Torch Singer is DM's only picture with Claudette Colbert. Combining musical numbers and comedy in an unwed mother drama, it remains very enjoyable today.
Sally Trent (Claudette Colbert) arrives at a charity hospital to have her baby. Unwilling to divulge the name of the father, she is lonely and destitute. With the help of another single mother, Dora, (Lyda Roberti) she makes an unsuccessful attempt to raise her daughter, Sally, but eventually returns her to the sisters at the hospital. As Mimi Benton she climbs to fame as a nightclub singer and femme fatale, but when fate intervenes, she becomes the beloved host of a children's radio show, and children's music becomes a center of her life. Back into her life steps Michael Gardner, (DM) her child's wealthy father who has been away in China.
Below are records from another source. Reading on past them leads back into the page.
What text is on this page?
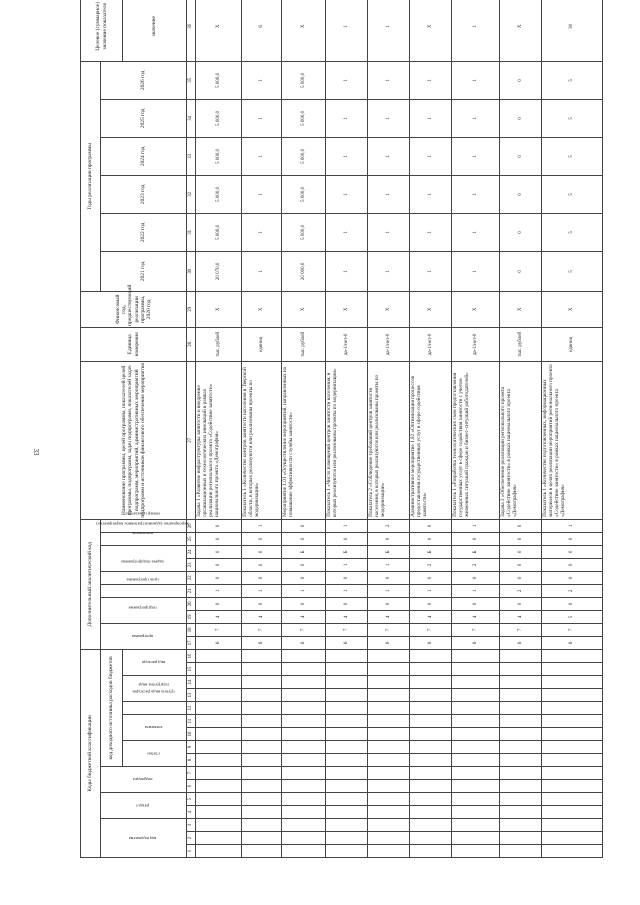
33
Коды бюджетной классификации																Дополнительный аналитический код										Наименование программы, целей программы, показателей целей программы, подпрограмм, задач подпрограмм, показателей задач подпрограмм, мероприятий, административных мероприятий подпрограмм и источников финансового обеспечения мероприятия	Единица измерения	Финансовый год, предшествующий реализации программы, 2020 год	Годы реализации программы						Целевое (суммарное) значение показателя	
код ведомства			раздел		подраздел		код доходного источника расходов бюджетов									программа		подпрограмма		цель программы	задача подпрограммы	мероприятие (административное мероприятие)		показатель	номер показателя				2021 год	2022 год	2023 год	2024 год	2025 год	2026 год		
							статьи		элемента		группа вида расходов	подгруппа вида		вид расхода																					значение	
1	2	3	4	5	6	7	8	9	10	11	12	13	14	15	16	17	18	19	20	21	22	23	24	25	26	27	28	29	30	31	32	33	34	35	36	
																6	7	4	0	1	0	0	0	0	0	Задача 1 «Развитие инфраструктуры занятости и внедрение организационных и технологических инноваций в рамках реализации регионального проекта «Содействие занятости» национального проекта «Демография»	тыс. рублей	X	20 070,0	5 000,0	5 000,0	5 000,0	5 000,0	5 000,0	X	
																6	7	4	0	1	0	0	0	0	1	Показатель 1 «Количество центров занятости населения в Тверской области, в которых реализуются или реализованы проекты по модернизации»	единиц	X	1	1	1	1	1	1	6	
																6	7	4	0	1	0	0	Б	0	0	Мероприятие 1.01 «Осуществление мероприятий, направленных на повышение эффективности службы занятости»	тыс. рублей	X	20 000,0	5 000,0	5 000,0	5 000,0	5 000,0	5 000,0	X	
																6	7	4	0	1	0	1	Б	0	1	Показатель 1 «Число помещений центров занятости населения, в которых реализуются или реализованы проекты по модернизации»	да-1/нет-0	X	1	1	1	1	1	1	1	
																6	7	4	0	1	0	1	Б	0	2	Показатель 2 «Соблюдение требований центров занятости населения, в которых реализуются или реализованы проекты по модернизации»	да-1/нет-0	X	1	1	1	1	1	1	1	
																6	7	4	0	1	0	2	Б	0	0	Административное мероприятие 1.02 «Оптимизация процессов предоставления государственных услуг в сфере содействия занятости»	да-1/нет-0	X	1	1	1	1	1	1	X	
																6	7	4	0	1	0	2	Б	0	1	Показатель 1 «Разработка технологических схем предоставления государственных услуг в сфере содействия занятости с учетом жизненных ситуаций граждан и бизнес-ситуаций работодателей»	да-1/нет-0	X	1	1	1	1	1	1	1	
																6	7	4	0	2	0	0	0	0	0	Задача 2 «Обеспечение реализации регионального проекта «Содействие занятости» в рамках национального проекта «Демография»	тыс. рублей	X	0	0	0	0	0	0	X	
																6	7	5	0	2	0	0	0	0	1	Показатель 1 «Количество подготовленных, информационных материалов в целях реализации мероприятий регионального проекта «Содействие занятости» в рамках национального проекта «Демография»	единиц	X	5	5	5	5	5	5	30	
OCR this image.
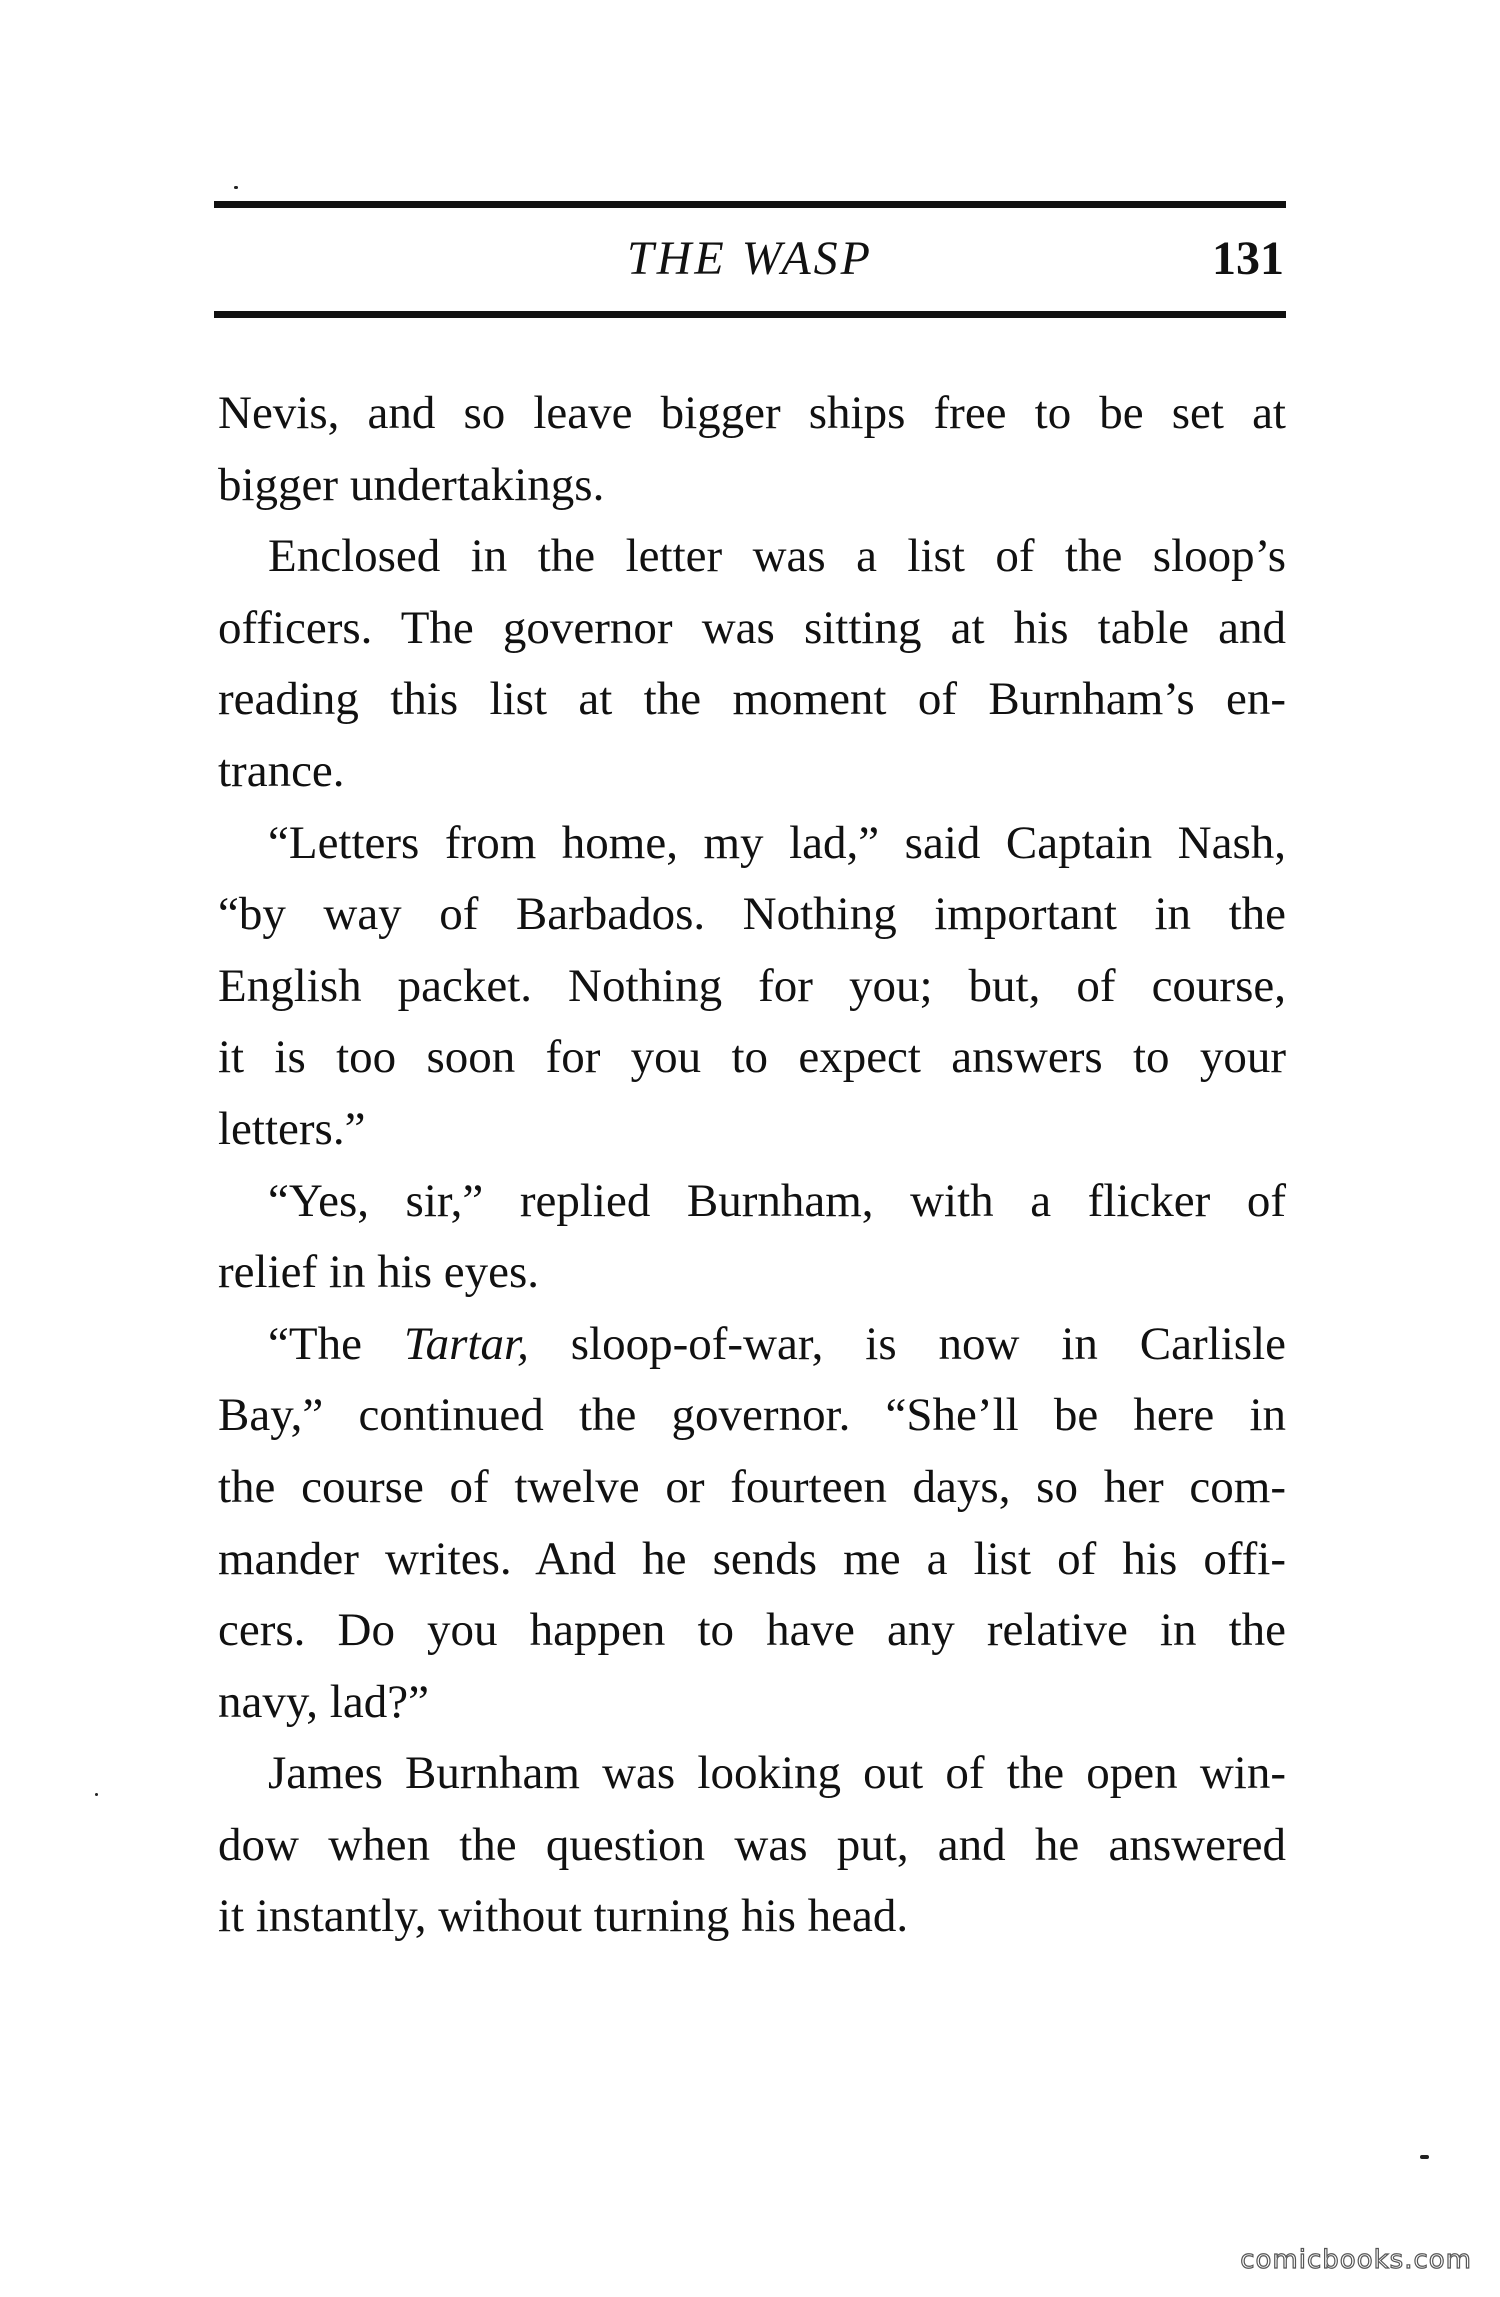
THE WASP	131
Nevis, and so leave bigger ships free to be set at
bigger undertakings.
Enclosed in the letter was a list of the sloop’s
officers. The governor was sitting at his table and
reading this list at the moment of Burnham’s en-
trance.
“Letters from home, my lad,” said Captain Nash,
“by way of Barbados. Nothing important in the
English packet. Nothing for you; but, of course,
it is too soon for you to expect answers to your
letters.”
“Yes, sir,” replied Burnham, with a flicker of
relief in his eyes.
“The Tartar, sloop-of-war, is now in Carlisle
Bay,” continued the governor. “She’ll be here in
the course of twelve or fourteen days, so her com-
mander writes. And he sends me a list of his offi-
cers. Do you happen to have any relative in the
navy, lad?”
James Burnham was looking out of the open win-
dow when the question was put, and he answered
it instantly, without turning his head.
comicbooks.com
Bemoaning his separation from Sally, Michael wants to patch things up but is rebuffed by the hardened "torch singer." Attempting to use the radio show and her status as "Aunt Jenny" to find her daughter, she is ultimately re-united with Michael who has located the now five-year-old Sally.
As well as entertaining with song, Torch Singer is touching and amusing, the comedy enlivened by Lyda Roberti's presence. The Polish-born actress lends her broken English in the all too brief role of Dora. Roberti was to die tragically in 1938 of a heart attack at age thirty-one.
As Michael, DM's role is not very developed but he has some good moments with Colbert. The final scenes are especially poignant, when the two parents are brought back together because of their love for their beautiful child. It is interesting to see DM play the role of father and his gentleness with his daughter is sweet. This is the film where Claudette Colbert presented DM with a signed photo inscribed, "To David, from the other end of the comedy team, Claudette" after filming was completed. As he reported many years later, "When we tried to do a scene, we broke up laughing."